Abstract:
Cervical cancer is one of the most prevalent cancers in women. Globally, it is ranked
behind breast cancer, lung cancer, and colorectal cancer as the fourth most common
cancer killer of females. Cervical cancer has risen 3,211 percent in the last five years,
making it the top cancer-related death among women in Kenya. An increase in cervical
cancer in Kenya has resulted in an economic burden for patients and families. There is
an increase in healthcare spending and productivity losses due to morbidity and
mortality at a productive age. The purpose of the study was to model the survival time
of cervical cancer patients at the Moi Teaching and Referral Hospital (MTRH) to gain
insights into causes and prognostic factors of survival after diagnosis. The specific
objectives were to (1) estimate the survival time among cervical cancer patients, (2)

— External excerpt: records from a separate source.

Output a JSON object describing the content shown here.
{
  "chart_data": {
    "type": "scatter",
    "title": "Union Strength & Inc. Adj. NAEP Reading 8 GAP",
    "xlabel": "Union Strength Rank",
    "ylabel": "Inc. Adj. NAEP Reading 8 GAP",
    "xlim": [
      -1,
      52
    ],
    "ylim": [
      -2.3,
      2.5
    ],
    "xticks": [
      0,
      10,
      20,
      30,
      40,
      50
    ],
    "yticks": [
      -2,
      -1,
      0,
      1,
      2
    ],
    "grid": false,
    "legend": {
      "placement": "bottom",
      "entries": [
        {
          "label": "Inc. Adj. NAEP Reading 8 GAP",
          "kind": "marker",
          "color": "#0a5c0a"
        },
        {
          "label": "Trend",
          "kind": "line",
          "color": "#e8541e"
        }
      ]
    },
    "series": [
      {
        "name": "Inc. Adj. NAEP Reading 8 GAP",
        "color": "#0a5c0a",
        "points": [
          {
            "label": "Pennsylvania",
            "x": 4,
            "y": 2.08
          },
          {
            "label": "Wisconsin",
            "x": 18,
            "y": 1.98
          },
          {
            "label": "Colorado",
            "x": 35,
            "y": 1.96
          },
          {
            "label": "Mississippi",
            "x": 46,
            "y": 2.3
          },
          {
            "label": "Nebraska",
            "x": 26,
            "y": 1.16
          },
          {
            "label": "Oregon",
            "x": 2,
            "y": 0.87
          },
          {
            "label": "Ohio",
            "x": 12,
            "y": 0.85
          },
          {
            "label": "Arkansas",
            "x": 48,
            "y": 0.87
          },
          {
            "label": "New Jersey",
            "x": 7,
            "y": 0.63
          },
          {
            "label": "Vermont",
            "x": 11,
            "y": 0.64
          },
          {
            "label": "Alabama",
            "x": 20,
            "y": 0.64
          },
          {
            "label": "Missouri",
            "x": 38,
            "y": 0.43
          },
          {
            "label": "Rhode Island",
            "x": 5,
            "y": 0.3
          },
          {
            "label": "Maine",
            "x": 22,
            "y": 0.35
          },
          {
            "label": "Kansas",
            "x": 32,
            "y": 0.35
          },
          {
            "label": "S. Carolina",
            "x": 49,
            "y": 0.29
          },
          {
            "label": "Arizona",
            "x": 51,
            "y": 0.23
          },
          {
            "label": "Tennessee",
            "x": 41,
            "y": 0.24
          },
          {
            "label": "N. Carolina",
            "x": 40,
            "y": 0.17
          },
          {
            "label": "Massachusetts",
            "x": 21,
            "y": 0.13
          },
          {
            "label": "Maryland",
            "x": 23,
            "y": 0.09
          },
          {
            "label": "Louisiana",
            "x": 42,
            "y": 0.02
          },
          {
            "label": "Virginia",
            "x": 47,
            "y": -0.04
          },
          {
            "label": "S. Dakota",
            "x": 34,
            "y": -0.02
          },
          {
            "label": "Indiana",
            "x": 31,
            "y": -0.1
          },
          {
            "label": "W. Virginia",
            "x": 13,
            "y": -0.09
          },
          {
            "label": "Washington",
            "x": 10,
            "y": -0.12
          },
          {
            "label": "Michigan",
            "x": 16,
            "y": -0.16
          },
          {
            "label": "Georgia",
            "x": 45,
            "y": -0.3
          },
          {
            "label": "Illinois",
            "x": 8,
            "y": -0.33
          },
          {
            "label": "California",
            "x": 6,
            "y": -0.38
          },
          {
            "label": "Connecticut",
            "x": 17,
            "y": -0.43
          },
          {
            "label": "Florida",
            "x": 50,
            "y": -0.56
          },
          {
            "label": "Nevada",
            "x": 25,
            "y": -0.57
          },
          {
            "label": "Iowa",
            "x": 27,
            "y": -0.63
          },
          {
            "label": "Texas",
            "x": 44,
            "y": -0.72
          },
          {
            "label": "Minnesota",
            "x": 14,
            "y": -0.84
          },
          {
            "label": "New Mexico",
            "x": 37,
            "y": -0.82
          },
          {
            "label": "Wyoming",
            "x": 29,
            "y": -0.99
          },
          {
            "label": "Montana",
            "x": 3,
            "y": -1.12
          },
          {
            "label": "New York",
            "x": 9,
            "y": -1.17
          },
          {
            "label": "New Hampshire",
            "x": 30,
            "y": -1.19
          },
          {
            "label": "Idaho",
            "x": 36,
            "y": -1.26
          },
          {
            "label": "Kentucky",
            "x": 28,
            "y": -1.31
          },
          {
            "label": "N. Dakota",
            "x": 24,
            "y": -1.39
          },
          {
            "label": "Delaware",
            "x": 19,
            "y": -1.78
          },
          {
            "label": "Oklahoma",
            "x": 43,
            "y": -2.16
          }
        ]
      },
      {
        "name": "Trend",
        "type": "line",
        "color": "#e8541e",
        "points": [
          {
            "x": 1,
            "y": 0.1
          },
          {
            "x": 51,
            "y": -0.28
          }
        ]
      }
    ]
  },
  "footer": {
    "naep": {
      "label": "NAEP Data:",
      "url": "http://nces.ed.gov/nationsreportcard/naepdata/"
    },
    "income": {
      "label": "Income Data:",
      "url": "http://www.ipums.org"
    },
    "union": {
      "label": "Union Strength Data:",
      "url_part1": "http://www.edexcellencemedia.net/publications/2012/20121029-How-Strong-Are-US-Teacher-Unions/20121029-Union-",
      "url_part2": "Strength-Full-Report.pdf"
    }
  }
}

determine the predictors of survival after a cervical cancer diagnosis, and (3) evaluate
the relationship between a patient's survival and covariates of cervical cancer. The
study employed a retrospective cohort design. A population of 175 cervical cancer
patients enrolled between 1st January to 31st December 2014 were studied for a
follow-up period of five years. Objective one was achieved using the Kaplan-Meier
estimator to estimate the median survival time. The Cox proportional hazard regression
model was used to achieve objectives two and three. Data analysis was done using R
statistical software. The study findings revealed that 144(82.3%) of cervical cancer
patients who were considered in the study died within 5 years. Furthermore, 98.6% of
patients who had a family history of cervical cancer died within the study period. Only
33.3% (10) of patients diagnosed with stage one of cervical cancer died within the
study period. Furthermore, 81.6% and 94.8% of patients diagnosed with stage two and
three cervical cancer, respectively, died within the study period. Finally, all patients
diagnosed with stage four died within five years. Among the patients whose treatment
plan was radiation, 56.4% of them died within the study period across all stages of the
disease. The age of the patients [hazard ratio (HR) =0.369; p-value (p) =<0.001],
employment status [HR =.328, p=0.042], family history of cervical cancer [HR=0.444,
p=0.048], smoking cigarettes [HR=0.807, p=0.002], comorbidities [HR =0.825,
p=0.001], cancer grade [HR =.472, p=0.001], staging of cervical cancer [HR =0.265,
p=0.015] and treatment plan [HR =-0.124, p=0.043] were significant predictors for
survival time of cervical cancer patients. The overall median survival time was two
years. The study concluded that age, marital status, employment status, family history,
smoking status, comorbidity, cancer grade, staging of the disease and treatment plan
were significant predictors of survival after a diagnosis of cervical cancer. However,
insurance cover, attaining menopause age, use of contraceptives, types of
contraceptives, HIV status and HPV infections were not significant predictors of
survival after a diagnosis of cervical cancer. There was an increased chance of survival
if cervical cancer patients were diagnosed in stage one. The study recommends that
healthcare systems in MTRH and Kenya should consider investing in highly targeted
social support services and interventions that may help reduce the significant survival
differences due to predictors of survival after a diagnosis.